Leer a Shakespeare (y a Cervantes, y a tantos otros, pero pongo a don Guillermo como cumbre, porque así lo veo, allá arriba) nos fuerza a realizar un implacable ejercicio de introspección a todos cuantos nos dedicamos a escribir.
¿Para qué insistir en esa práctica, si jamás, mediocres de nacimiento, nos acercaremos a nada parecido?
Yo lo tengo más o menos claro, y cuidado que me ha costado aceptarlo. Lo hago, desde luego, para vivir (y en eso, en eso sólo, me parezco al maestro).
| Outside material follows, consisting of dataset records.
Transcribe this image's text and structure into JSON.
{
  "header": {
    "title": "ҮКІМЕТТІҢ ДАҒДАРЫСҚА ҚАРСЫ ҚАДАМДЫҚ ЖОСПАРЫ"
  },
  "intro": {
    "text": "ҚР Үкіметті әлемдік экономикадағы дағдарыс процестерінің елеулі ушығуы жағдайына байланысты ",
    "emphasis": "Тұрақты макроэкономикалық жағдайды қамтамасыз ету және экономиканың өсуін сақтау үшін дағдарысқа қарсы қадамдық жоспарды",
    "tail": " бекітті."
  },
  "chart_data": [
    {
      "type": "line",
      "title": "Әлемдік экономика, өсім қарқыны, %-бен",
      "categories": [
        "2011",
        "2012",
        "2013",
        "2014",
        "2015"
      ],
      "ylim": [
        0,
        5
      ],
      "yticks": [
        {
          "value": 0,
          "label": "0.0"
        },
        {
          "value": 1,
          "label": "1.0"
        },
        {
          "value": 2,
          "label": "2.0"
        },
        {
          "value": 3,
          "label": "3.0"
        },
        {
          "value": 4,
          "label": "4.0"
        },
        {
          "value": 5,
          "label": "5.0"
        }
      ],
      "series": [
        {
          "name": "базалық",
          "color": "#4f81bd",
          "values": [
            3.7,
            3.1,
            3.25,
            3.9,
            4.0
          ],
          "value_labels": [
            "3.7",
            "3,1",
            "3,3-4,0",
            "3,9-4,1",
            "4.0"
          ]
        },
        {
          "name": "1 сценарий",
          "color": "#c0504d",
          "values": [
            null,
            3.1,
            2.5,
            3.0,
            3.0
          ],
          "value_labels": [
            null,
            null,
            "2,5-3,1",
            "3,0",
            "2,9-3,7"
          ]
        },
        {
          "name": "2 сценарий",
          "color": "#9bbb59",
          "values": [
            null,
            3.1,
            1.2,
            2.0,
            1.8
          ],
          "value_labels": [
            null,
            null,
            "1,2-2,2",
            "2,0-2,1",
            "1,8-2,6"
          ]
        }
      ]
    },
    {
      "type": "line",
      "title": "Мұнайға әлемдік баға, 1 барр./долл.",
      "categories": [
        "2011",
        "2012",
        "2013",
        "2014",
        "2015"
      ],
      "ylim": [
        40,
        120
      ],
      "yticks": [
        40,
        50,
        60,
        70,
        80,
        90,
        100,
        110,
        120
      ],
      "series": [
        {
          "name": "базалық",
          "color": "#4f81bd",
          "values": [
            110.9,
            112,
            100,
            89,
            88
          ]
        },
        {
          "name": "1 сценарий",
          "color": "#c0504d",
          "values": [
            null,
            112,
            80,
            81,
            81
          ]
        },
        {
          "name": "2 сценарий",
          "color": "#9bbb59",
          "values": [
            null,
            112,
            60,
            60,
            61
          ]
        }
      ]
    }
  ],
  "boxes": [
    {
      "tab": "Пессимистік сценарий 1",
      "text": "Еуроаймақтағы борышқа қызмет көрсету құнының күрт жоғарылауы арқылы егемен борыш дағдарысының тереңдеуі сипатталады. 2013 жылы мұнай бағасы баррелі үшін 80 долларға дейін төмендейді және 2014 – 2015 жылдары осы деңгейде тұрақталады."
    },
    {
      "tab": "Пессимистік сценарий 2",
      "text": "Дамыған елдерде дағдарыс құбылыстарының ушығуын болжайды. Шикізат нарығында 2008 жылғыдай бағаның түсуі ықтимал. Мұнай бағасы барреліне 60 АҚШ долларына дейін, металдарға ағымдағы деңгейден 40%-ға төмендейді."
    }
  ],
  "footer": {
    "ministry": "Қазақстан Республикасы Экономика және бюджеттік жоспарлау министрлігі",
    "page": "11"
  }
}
Porque es por lo que me pagan.
Pero no.
Escribo por lo mismo que los negros cantaban en las plantaciones de algodón del sur de los Estados Unidos. Lo hago para tratar de exteriorizar –de reconvertir– mi pena y de liberarme así de una parte de ella. Allí lo llamaron blues, o sea, tristezas. Pero existía ya desde muchísimo antes. En el Mediterráneo lo bautizaron con el bello nombre de poesía. En Grecia hablaban también de melancolía, que significa (supongo que lo sabréis) «bilis negra».
Un aventajado discípulo de Shakespeare, Sigmund Freud, lo racionalizó, lo reconvirtió, lo tumbó en un diván y lo llamó psicoanálisis.